The student of liturgy is given plenty of detailed notes. Some are archæological and serve to justify the inclusion of, e.g., the purificator; others provide references to the Sarum books themselves so as to justify the inclusion or exclusion of a certain ceremony; others again refer to other uses (Lyons, Hereford, the Dominicans, the Præmonstratensians...) or authors on ceremonial or other, more archæological, sources, since some ceremonies can only be elucidated through comparison with other rites. These notes might be a bit overwhelming for the general reader but should allow the serious student to test my theories. I hope that with time this process will lead to more accurate knowledge and even to devout celebrations of the Sarum Mass, which is a part of the liturgical patrimony of the Latin Church.
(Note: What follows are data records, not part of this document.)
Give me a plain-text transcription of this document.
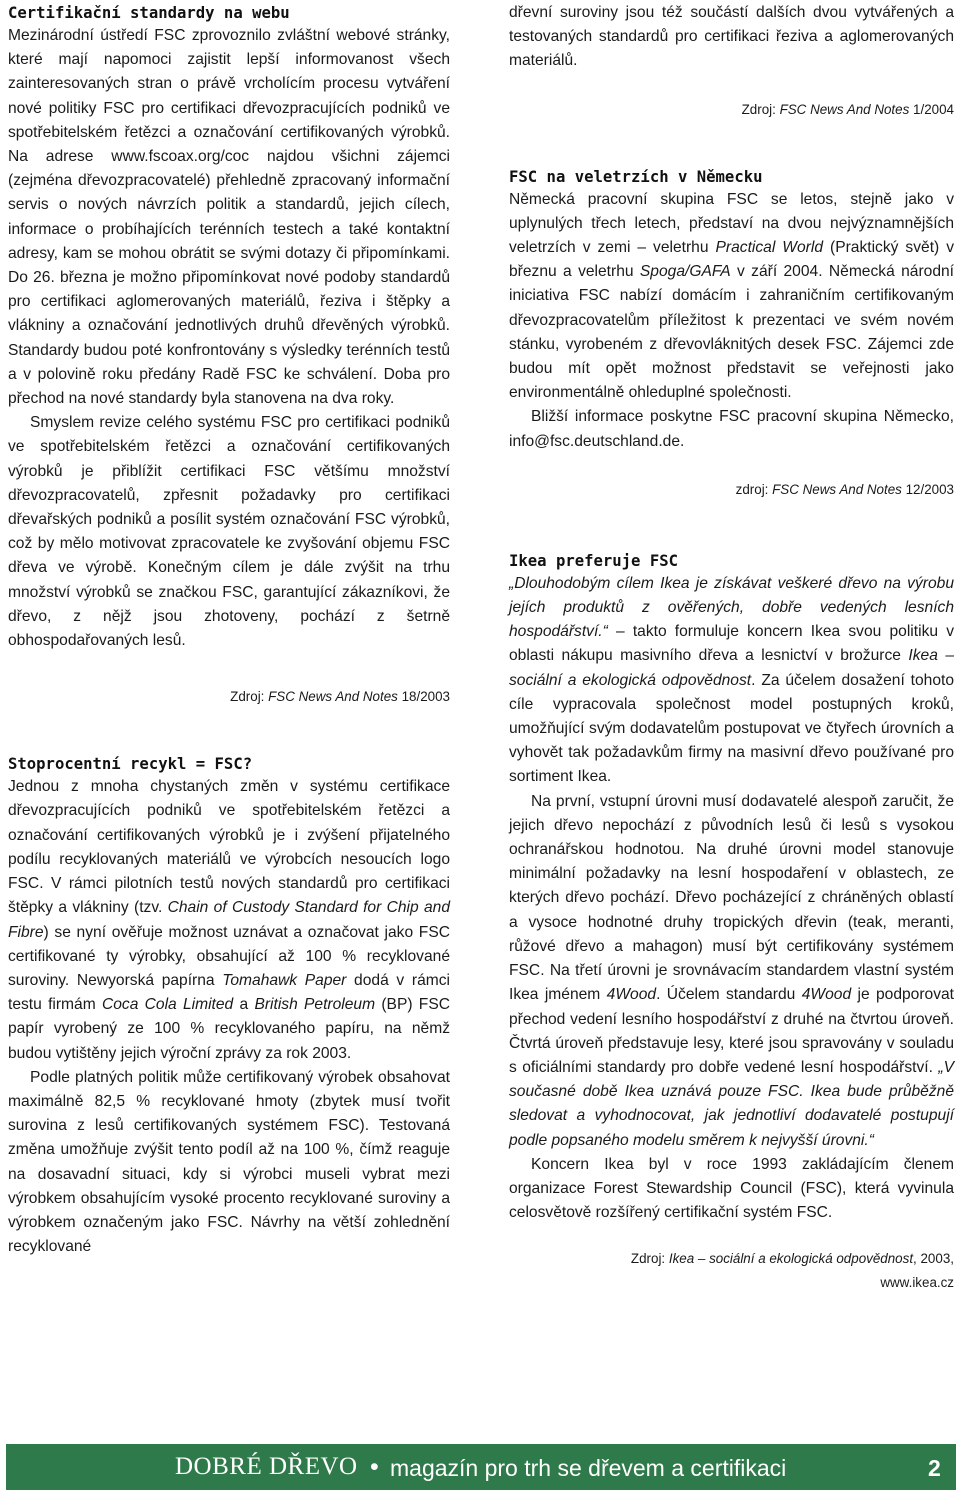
Certifikační standardy na webu

Mezinárodní ústředí FSC zprovoznilo zvláštní webové stránky, které mají napomoci zajistit lepší informovanost všech zainteresovaných stran o právě vrcholícím procesu vytváření nové politiky FSC pro certifikaci dřevozpracujících podniků ve spotřebitelském řetězci a označování certifikovaných výrobků. Na adrese www.fscoax.org/coc najdou všichni zájemci (zejména dřevozpracovatelé) přehledně zpracovaný informační servis o nových návrzích politik a standardů, jejich cílech, informace o probíhajících terénních testech a také kontaktní adresy, kam se mohou obrátit se svými dotazy či připomínkami. Do 26. března je možno připomínkovat nové podoby standardů pro certifikaci aglomerovaných materiálů, řeziva i štěpky a vlákniny a označování jednotlivých druhů dřevěných výrobků. Standardy budou poté konfrontovány s výsledky terénních testů a v polovině roku předány Radě FSC ke schválení. Doba pro přechod na nové standardy byla stanovena na dva roky.

Smyslem revize celého systému FSC pro certifikaci podniků ve spotřebitelském řetězci a označování certifikovaných výrobků je přiblížit certifikaci FSC většímu množství dřevozpracovatelů, zpřesnit požadavky pro certifikaci dřevařských podniků a posílit systém označování FSC výrobků, což by mělo motivovat zpracovatele ke zvyšování objemu FSC dřeva ve výrobě. Konečným cílem je dále zvýšit na trhu množství výrobků se značkou FSC, garantující zákazníkovi, že dřevo, z nějž jsou zhotoveny, pochází z šetrně obhospodařovaných lesů.

Zdroj: FSC News And Notes 18/2003

Stoprocentní recykl = FSC?

Jednou z mnoha chystaných změn v systému certifikace dřevozpracujících podniků ve spotřebitelském řetězci a označování certifikovaných výrobků je i zvýšení přijatelného podílu recyklovaných materiálů ve výrobcích nesoucích logo FSC. V rámci pilotních testů nových standardů pro certifikaci štěpky a vlákniny (tzv. Chain of Custody Standard for Chip and Fibre) se nyní ověřuje možnost uznávat a označovat jako FSC certifikované ty výrobky, obsahující až 100 % recyklované suroviny. Newyorská papírna Tomahawk Paper dodá v rámci testu firmám Coca Cola Limited a British Petroleum (BP) FSC papír vyrobený ze 100 % recyklovaného papíru, na němž budou vytištěny jejich výroční zprávy za rok 2003.

Podle platných politik může certifikovaný výrobek obsahovat maximálně 82,5 % recyklované hmoty (zbytek musí tvořit surovina z lesů certifikovaných systémem FSC). Testovaná změna umožňuje zvýšit tento podíl až na 100 %, čímž reaguje na dosavadní situaci, kdy si výrobci museli vybrat mezi výrobkem obsahujícím vysoké procento recyklované suroviny a výrobkem označeným jako FSC. Návrhy na větší zohlednění recyklované

dřevní suroviny jsou též součástí dalších dvou vytvářených a testovaných standardů pro certifikaci řeziva a aglomerovaných materiálů.

Zdroj: FSC News And Notes 1/2004

FSC na veletrzích v Německu

Německá pracovní skupina FSC se letos, stejně jako v uplynulých třech letech, představí na dvou nejvýznamnějších veletrzích v zemi – veletrhu Practical World (Praktický svět) v březnu a veletrhu Spoga/GAFA v září 2004. Německá národní iniciativa FSC nabízí domácím i zahraničním certifikovaným dřevozpracovatelům příležitost k prezentaci ve svém novém stánku, vyrobeném z dřevovláknitých desek FSC. Zájemci zde budou mít opět možnost představit se veřejnosti jako environmentálně ohleduplné společnosti.

Bližší informace poskytne FSC pracovní skupina Německo, info@fsc.deutschland.de.

zdroj: FSC News And Notes 12/2003

Ikea preferuje FSC

„Dlouhodobým cílem Ikea je získávat veškeré dřevo na výrobu jejích produktů z ověřených, dobře vedených lesních hospodářství.“ – takto formuluje koncern Ikea svou politiku v oblasti nákupu masivního dřeva a lesnictví v brožurce Ikea – sociální a ekologická odpovědnost. Za účelem dosažení tohoto cíle vypracovala společnost model postupných kroků, umožňující svým dodavatelům postupovat ve čtyřech úrovních a vyhovět tak požadavkům firmy na masivní dřevo používané pro sortiment Ikea.

Na první, vstupní úrovni musí dodavatelé alespoň zaručit, že jejich dřevo nepochází z původních lesů či lesů s vysokou ochranářskou hodnotou. Na druhé úrovni model stanovuje minimální požadavky na lesní hospodaření v oblastech, ze kterých dřevo pochází. Dřevo pocházející z chráněných oblastí a vysoce hodnotné druhy tropických dřevin (teak, meranti, růžové dřevo a mahagon) musí být certifikovány systémem FSC. Na třetí úrovni je srovnávacím standardem vlastní systém Ikea jménem 4Wood. Účelem standardu 4Wood je podporovat přechod vedení lesního hospodářství z druhé na čtvrtou úroveň. Čtvrtá úroveň představuje lesy, které jsou spravovány v souladu s oficiálními standardy pro dobře vedené lesní hospodářství. „V současné době Ikea uznává pouze FSC. Ikea bude průběžně sledovat a vyhodnocovat, jak jednotliví dodavatelé postupují podle popsaného modelu směrem k nejvyšší úrovni.“

Koncern Ikea byl v roce 1993 zakládajícím členem organizace Forest Stewardship Council (FSC), která vyvinula celosvětově rozšířený certifikační systém FSC.

Zdroj: Ikea – sociální a ekologická odpovědnost, 2003,

www.ikea.cz

DOBRÉ DŘEVO • magazín pro trh se dřevem a certifikaci	2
It is this pastoral aspect of the work that has led me to consider briefly Sarum’s canonical status today.”
And here is Fr Hunwicke’s review: “This book is both learned, in the best sense of that word, and fun! It is structured like O'Connell ... and shows you how to celebrate the Sarum Rite solemnly. But also (this is far more difficult to reconstruct from the rubrics) how to “do Sarum” in the simple “Low Mass” way it must have been done every morning in churches and chantries all over England (and much of northern Europe). Sources are minutely footnoted, and a convincing account is given of the canonical status of this Rite. A volume which could change your life!”
We congratulate Mr Urquhart on this remarkable achievement, and hope that we may see it put to practical use soon and often. Feliciter!